“More data is better” says the proverb. But the actual situation is a bit more nuanced. Namely: the amount of information a document adds to the accuracy of the model is not the same.
Some documents are already perfectly recognised by the model, so the model would not learn anything from annotating and adding that document to the training set. So more data is not necessarily better.
Other documents are very rare, and provide valuable examples for the model to learn from.
By using the Metamaze Optimal Document Selection Strategy, you are automatically prompted to only annotate exactly those documents that will help you improve the model the fastest. In the end, you have reached the same high level accuracy as before, but by annotating only 50% of the original documents, drastically cutting short the cost and time it takes to go to production.
This will be available within the Metamaze Platform in the tasks module as a “Suggested Annotation Task”
By using the Suggested Annotation Task feature that enables an Optimal Document Selection Strategy, you’ll end up with same model accuracy, but twice as fast!
When a training of a model completes, predictions are then made on all un-labeled documents that are present in the training module. Furthermore, each document gets a confidence score indicating how “confident” the model is about this document.
For types of documents that the model knows well, the confidence scores will be high, but for the types of documents that were not present frequently enough in the training data, the model will emit low confidence scores. Documents with love confidence scores are then automatically selected to annotate next.
As a prediction confidence score for a document, you can use metrics like
Let’s look at a practical example: for training a model that extracts relevant information from invoices, you will upload 2000 invoices of a multitude of suppliers. You will label an initial random set of 100 invoices and train a model. Imagine that this randomly selected set contains a lot of invoices for supplier A, a decent amount for supplier B, barely any for supplier C and none for supplier D.
When training completes, predictions are made on the remaining 1900 invoices. The model will be able to make very confident predictions on invoices for supplier A, slightly less confident for supplier B and not confident at all for supplier C. Surprisingly, the model makes very confident predictions for supplier D, even though no data was seen for this supplier. Turns out their invoices are very similar to the invoices of supplier A, hence enough information about these invoices is already present in the model.

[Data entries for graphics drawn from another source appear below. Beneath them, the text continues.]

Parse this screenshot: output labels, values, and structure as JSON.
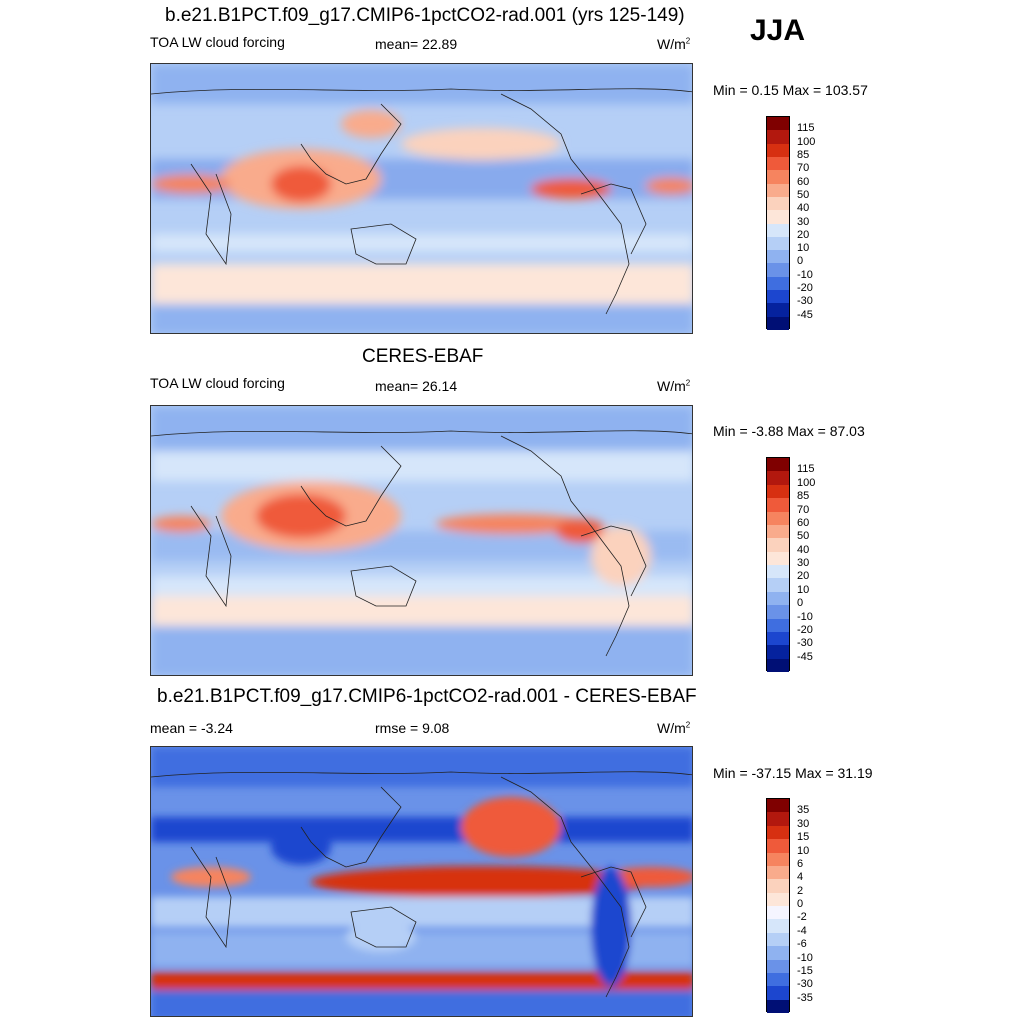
{
  "season": "JJA",
  "panels": [
    {
      "title": "b.e21.B1PCT.f09_g17.CMIP6-1pctCO2-rad.001 (yrs 125-149)",
      "variable": "TOA LW cloud forcing",
      "stat_left": "",
      "stat_center": "mean=  22.89",
      "units": "W/m",
      "units_sup": "2",
      "minmax": "Min =   0.15 Max = 103.57",
      "colorbar_labels": [
        "115",
        "100",
        "85",
        "70",
        "60",
        "50",
        "40",
        "30",
        "20",
        "10",
        "0",
        "-10",
        "-20",
        "-30",
        "-45"
      ]
    },
    {
      "title": "CERES-EBAF",
      "variable": "TOA LW cloud forcing",
      "stat_left": "",
      "stat_center": "mean=  26.14",
      "units": "W/m",
      "units_sup": "2",
      "minmax": "Min =  -3.88 Max =  87.03",
      "colorbar_labels": [
        "115",
        "100",
        "85",
        "70",
        "60",
        "50",
        "40",
        "30",
        "20",
        "10",
        "0",
        "-10",
        "-20",
        "-30",
        "-45"
      ]
    },
    {
      "title": "b.e21.B1PCT.f09_g17.CMIP6-1pctCO2-rad.001 - CERES-EBAF",
      "variable": "",
      "stat_left": "mean =  -3.24",
      "stat_center": "rmse =   9.08",
      "units": "W/m",
      "units_sup": "2",
      "minmax": "Min = -37.15 Max =  31.19",
      "colorbar_labels": [
        "35",
        "30",
        "15",
        "10",
        "6",
        "4",
        "2",
        "0",
        "-2",
        "-4",
        "-6",
        "-10",
        "-15",
        "-30",
        "-35"
      ]
    }
  ],
  "colors": {
    "abs_scale": [
      "#7f0000",
      "#b2180e",
      "#d73011",
      "#ef5a3a",
      "#f6845f",
      "#f9ab8c",
      "#fbd2bd",
      "#fde6d9",
      "#d6e6fa",
      "#b5cff6",
      "#8fb2f0",
      "#6a92e8",
      "#3f6ee0",
      "#1c46cf",
      "#05229e",
      "#000f75"
    ],
    "diff_scale": [
      "#7f0000",
      "#b2180e",
      "#d73011",
      "#ef5a3a",
      "#f6845f",
      "#f9ab8c",
      "#fbd2bd",
      "#fde6d9",
      "#f5f5ff",
      "#d6e6fa",
      "#b5cff6",
      "#8fb2f0",
      "#6a92e8",
      "#3f6ee0",
      "#1c46cf",
      "#000f75"
    ]
  }
}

A suggested task will be created for you to label more data of supplier B and C.
After labeling an additional 100 suggested documents, you retrain the model and predictions are made on the remaining 1800 documents. Again, a suggested labeling task will be created based on the confidence of the model. This process is iterated until a satisfactory accuracy is reached.
Ever since Metamaze release 1.7, our users are able to use the Suggested Annotation Task feature of Metamaze, which ultimately results in the same model accuracy but twice as fast.